Les raisons de la sous-estimation de l’AA dans les modèles climatiques ne sont pas claires. D’après les auteurs de l’étude, il est probable que la variabilité interne du climat, par exemple le hiatus du début du 21e siècle dans le réchauffement climatique, contribue à la grande AA observée. Cependant, la sous-estimation de l’AA par les modèles se révèle également lorsque l’on compare les observations avec des modélisations qui tiennent fidèlement compte de la variabilité interne. L’analyse suggère qu’une des causes potentielles de la sous-estimation de l’AA est la faiblesse des mécanismes de rétroaction entre la fonte de la glace de mer et le réchauffement atmosphérique dans les modèles climatiques, ce qui se traduit par leur incapacité à reproduire la structure verticale du réchauffement observé de l’Arctique.

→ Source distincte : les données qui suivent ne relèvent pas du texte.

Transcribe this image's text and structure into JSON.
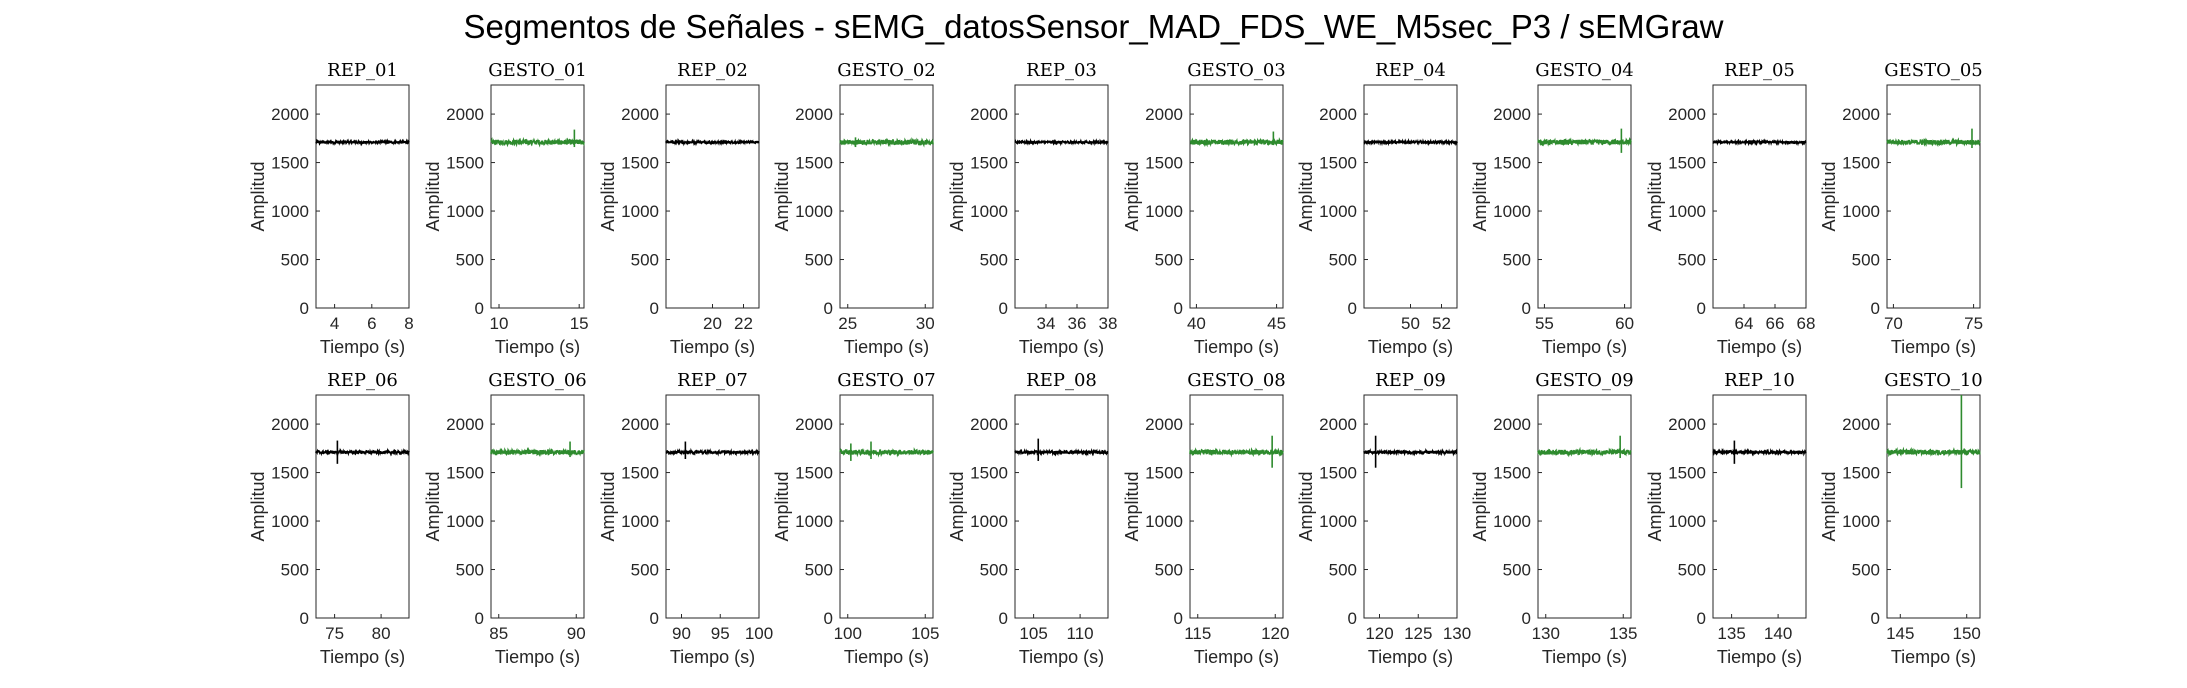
{
  "figure_title": "Segmentos de Señales - sEMG_datosSensor_MAD_FDS_WE_M5sec_P3 / sEMGraw",
  "colors": {
    "rep": "#000000",
    "gesto": "#2e8b2e",
    "axis": "#262626"
  },
  "chart_data": [
    {
      "type": "line",
      "title": "REP_01",
      "xlabel": "Tiempo (s)",
      "ylabel": "Amplitud",
      "xlim": [
        3,
        8
      ],
      "ylim": [
        0,
        2300
      ],
      "xticks": [
        4,
        6,
        8
      ],
      "yticks": [
        0,
        500,
        1000,
        1500,
        2000
      ],
      "series": [
        {
          "values": {
            "baseline": 1710,
            "noise": 12,
            "spikes": []
          }
        }
      ]
    },
    {
      "type": "line",
      "title": "GESTO_01",
      "xlabel": "Tiempo (s)",
      "ylabel": "Amplitud",
      "xlim": [
        9.5,
        15.3
      ],
      "ylim": [
        0,
        2300
      ],
      "xticks": [
        10,
        15
      ],
      "yticks": [
        0,
        500,
        1000,
        1500,
        2000
      ],
      "series": [
        {
          "values": {
            "baseline": 1710,
            "noise": 25,
            "spikes": [
              [
                14.7,
                1840,
                1660
              ]
            ]
          }
        }
      ]
    },
    {
      "type": "line",
      "title": "REP_02",
      "xlabel": "Tiempo (s)",
      "ylabel": "Amplitud",
      "xlim": [
        17,
        23
      ],
      "ylim": [
        0,
        2300
      ],
      "xticks": [
        20,
        22
      ],
      "yticks": [
        0,
        500,
        1000,
        1500,
        2000
      ],
      "series": [
        {
          "values": {
            "baseline": 1710,
            "noise": 12,
            "spikes": []
          }
        }
      ]
    },
    {
      "type": "line",
      "title": "GESTO_02",
      "xlabel": "Tiempo (s)",
      "ylabel": "Amplitud",
      "xlim": [
        24.5,
        30.5
      ],
      "ylim": [
        0,
        2300
      ],
      "xticks": [
        25,
        30
      ],
      "yticks": [
        0,
        500,
        1000,
        1500,
        2000
      ],
      "series": [
        {
          "values": {
            "baseline": 1710,
            "noise": 25,
            "spikes": [
              [
                25.5,
                1760,
                1660
              ]
            ]
          }
        }
      ]
    },
    {
      "type": "line",
      "title": "REP_03",
      "xlabel": "Tiempo (s)",
      "ylabel": "Amplitud",
      "xlim": [
        32,
        38
      ],
      "ylim": [
        0,
        2300
      ],
      "xticks": [
        34,
        36,
        38
      ],
      "yticks": [
        0,
        500,
        1000,
        1500,
        2000
      ],
      "series": [
        {
          "values": {
            "baseline": 1710,
            "noise": 12,
            "spikes": []
          }
        }
      ]
    },
    {
      "type": "line",
      "title": "GESTO_03",
      "xlabel": "Tiempo (s)",
      "ylabel": "Amplitud",
      "xlim": [
        39.6,
        45.4
      ],
      "ylim": [
        0,
        2300
      ],
      "xticks": [
        40,
        45
      ],
      "yticks": [
        0,
        500,
        1000,
        1500,
        2000
      ],
      "series": [
        {
          "values": {
            "baseline": 1710,
            "noise": 25,
            "spikes": [
              [
                44.8,
                1820,
                1680
              ]
            ]
          }
        }
      ]
    },
    {
      "type": "line",
      "title": "REP_04",
      "xlabel": "Tiempo (s)",
      "ylabel": "Amplitud",
      "xlim": [
        47,
        53
      ],
      "ylim": [
        0,
        2300
      ],
      "xticks": [
        50,
        52
      ],
      "yticks": [
        0,
        500,
        1000,
        1500,
        2000
      ],
      "series": [
        {
          "values": {
            "baseline": 1710,
            "noise": 12,
            "spikes": []
          }
        }
      ]
    },
    {
      "type": "line",
      "title": "GESTO_04",
      "xlabel": "Tiempo (s)",
      "ylabel": "Amplitud",
      "xlim": [
        54.6,
        60.4
      ],
      "ylim": [
        0,
        2300
      ],
      "xticks": [
        55,
        60
      ],
      "yticks": [
        0,
        500,
        1000,
        1500,
        2000
      ],
      "series": [
        {
          "values": {
            "baseline": 1710,
            "noise": 25,
            "spikes": [
              [
                59.8,
                1850,
                1600
              ]
            ]
          }
        }
      ]
    },
    {
      "type": "line",
      "title": "REP_05",
      "xlabel": "Tiempo (s)",
      "ylabel": "Amplitud",
      "xlim": [
        62,
        68
      ],
      "ylim": [
        0,
        2300
      ],
      "xticks": [
        64,
        66,
        68
      ],
      "yticks": [
        0,
        500,
        1000,
        1500,
        2000
      ],
      "series": [
        {
          "values": {
            "baseline": 1710,
            "noise": 12,
            "spikes": []
          }
        }
      ]
    },
    {
      "type": "line",
      "title": "GESTO_05",
      "xlabel": "Tiempo (s)",
      "ylabel": "Amplitud",
      "xlim": [
        69.6,
        75.4
      ],
      "ylim": [
        0,
        2300
      ],
      "xticks": [
        70,
        75
      ],
      "yticks": [
        0,
        500,
        1000,
        1500,
        2000
      ],
      "series": [
        {
          "values": {
            "baseline": 1710,
            "noise": 25,
            "spikes": [
              [
                74.9,
                1850,
                1650
              ]
            ]
          }
        }
      ]
    },
    {
      "type": "line",
      "title": "REP_06",
      "xlabel": "Tiempo (s)",
      "ylabel": "Amplitud",
      "xlim": [
        73,
        83
      ],
      "ylim": [
        0,
        2300
      ],
      "xticks": [
        75,
        80
      ],
      "yticks": [
        0,
        500,
        1000,
        1500,
        2000
      ],
      "series": [
        {
          "values": {
            "baseline": 1710,
            "noise": 15,
            "spikes": [
              [
                75.3,
                1830,
                1590
              ]
            ]
          }
        }
      ]
    },
    {
      "type": "line",
      "title": "GESTO_06",
      "xlabel": "Tiempo (s)",
      "ylabel": "Amplitud",
      "xlim": [
        84.5,
        90.5
      ],
      "ylim": [
        0,
        2300
      ],
      "xticks": [
        85,
        90
      ],
      "yticks": [
        0,
        500,
        1000,
        1500,
        2000
      ],
      "series": [
        {
          "values": {
            "baseline": 1710,
            "noise": 25,
            "spikes": [
              [
                89.6,
                1820,
                1660
              ]
            ]
          }
        }
      ]
    },
    {
      "type": "line",
      "title": "REP_07",
      "xlabel": "Tiempo (s)",
      "ylabel": "Amplitud",
      "xlim": [
        88,
        100
      ],
      "ylim": [
        0,
        2300
      ],
      "xticks": [
        90,
        95,
        100
      ],
      "yticks": [
        0,
        500,
        1000,
        1500,
        2000
      ],
      "series": [
        {
          "values": {
            "baseline": 1710,
            "noise": 15,
            "spikes": [
              [
                90.5,
                1820,
                1640
              ]
            ]
          }
        }
      ]
    },
    {
      "type": "line",
      "title": "GESTO_07",
      "xlabel": "Tiempo (s)",
      "ylabel": "Amplitud",
      "xlim": [
        99.5,
        105.5
      ],
      "ylim": [
        0,
        2300
      ],
      "xticks": [
        100,
        105
      ],
      "yticks": [
        0,
        500,
        1000,
        1500,
        2000
      ],
      "series": [
        {
          "values": {
            "baseline": 1710,
            "noise": 25,
            "spikes": [
              [
                100.2,
                1800,
                1620
              ],
              [
                101.5,
                1820,
                1640
              ]
            ]
          }
        }
      ]
    },
    {
      "type": "line",
      "title": "REP_08",
      "xlabel": "Tiempo (s)",
      "ylabel": "Amplitud",
      "xlim": [
        103,
        113
      ],
      "ylim": [
        0,
        2300
      ],
      "xticks": [
        105,
        110
      ],
      "yticks": [
        0,
        500,
        1000,
        1500,
        2000
      ],
      "series": [
        {
          "values": {
            "baseline": 1710,
            "noise": 15,
            "spikes": [
              [
                105.5,
                1850,
                1620
              ]
            ]
          }
        }
      ]
    },
    {
      "type": "line",
      "title": "GESTO_08",
      "xlabel": "Tiempo (s)",
      "ylabel": "Amplitud",
      "xlim": [
        114.5,
        120.5
      ],
      "ylim": [
        0,
        2300
      ],
      "xticks": [
        115,
        120
      ],
      "yticks": [
        0,
        500,
        1000,
        1500,
        2000
      ],
      "series": [
        {
          "values": {
            "baseline": 1710,
            "noise": 25,
            "spikes": [
              [
                119.8,
                1880,
                1550
              ]
            ]
          }
        }
      ]
    },
    {
      "type": "line",
      "title": "REP_09",
      "xlabel": "Tiempo (s)",
      "ylabel": "Amplitud",
      "xlim": [
        118,
        130
      ],
      "ylim": [
        0,
        2300
      ],
      "xticks": [
        120,
        125,
        130
      ],
      "yticks": [
        0,
        500,
        1000,
        1500,
        2000
      ],
      "series": [
        {
          "values": {
            "baseline": 1710,
            "noise": 15,
            "spikes": [
              [
                119.5,
                1880,
                1550
              ]
            ]
          }
        }
      ]
    },
    {
      "type": "line",
      "title": "GESTO_09",
      "xlabel": "Tiempo (s)",
      "ylabel": "Amplitud",
      "xlim": [
        129.5,
        135.5
      ],
      "ylim": [
        0,
        2300
      ],
      "xticks": [
        130,
        135
      ],
      "yticks": [
        0,
        500,
        1000,
        1500,
        2000
      ],
      "series": [
        {
          "values": {
            "baseline": 1710,
            "noise": 25,
            "spikes": [
              [
                134.8,
                1880,
                1650
              ]
            ]
          }
        }
      ]
    },
    {
      "type": "line",
      "title": "REP_10",
      "xlabel": "Tiempo (s)",
      "ylabel": "Amplitud",
      "xlim": [
        133,
        143
      ],
      "ylim": [
        0,
        2300
      ],
      "xticks": [
        135,
        140
      ],
      "yticks": [
        0,
        500,
        1000,
        1500,
        2000
      ],
      "series": [
        {
          "values": {
            "baseline": 1710,
            "noise": 15,
            "spikes": [
              [
                135.3,
                1830,
                1590
              ]
            ]
          }
        }
      ]
    },
    {
      "type": "line",
      "title": "GESTO_10",
      "xlabel": "Tiempo (s)",
      "ylabel": "Amplitud",
      "xlim": [
        144,
        151
      ],
      "ylim": [
        0,
        2300
      ],
      "xticks": [
        145,
        150
      ],
      "yticks": [
        0,
        500,
        1000,
        1500,
        2000
      ],
      "series": [
        {
          "values": {
            "baseline": 1710,
            "noise": 25,
            "spikes": [
              [
                149.6,
                2300,
                1340
              ]
            ]
          }
        }
      ]
    }
  ]
}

L’Amplification arctique agit pour réduire le gradient de température méridional et peut donc avoir des implications sur la météo et le climat des latitudes moyennes, en particulier via le courant-jet. C’est un sujet actif de recherche et il reste encore à prouver que les effets de l’AA ont eu une influence perceptible sur les tendances climatiques récentes aux latitudes moyennes et sur l’occurrence des événements extrêmes. Le dégel du pergélisol risque aussi d’entraîner une augmentation de l’activité microbienne et la libération du carbone actuellement bloqué dans les sols gelés, ce qui déclenchera une rétroaction qui entraînera un réchauffement supplémentaire.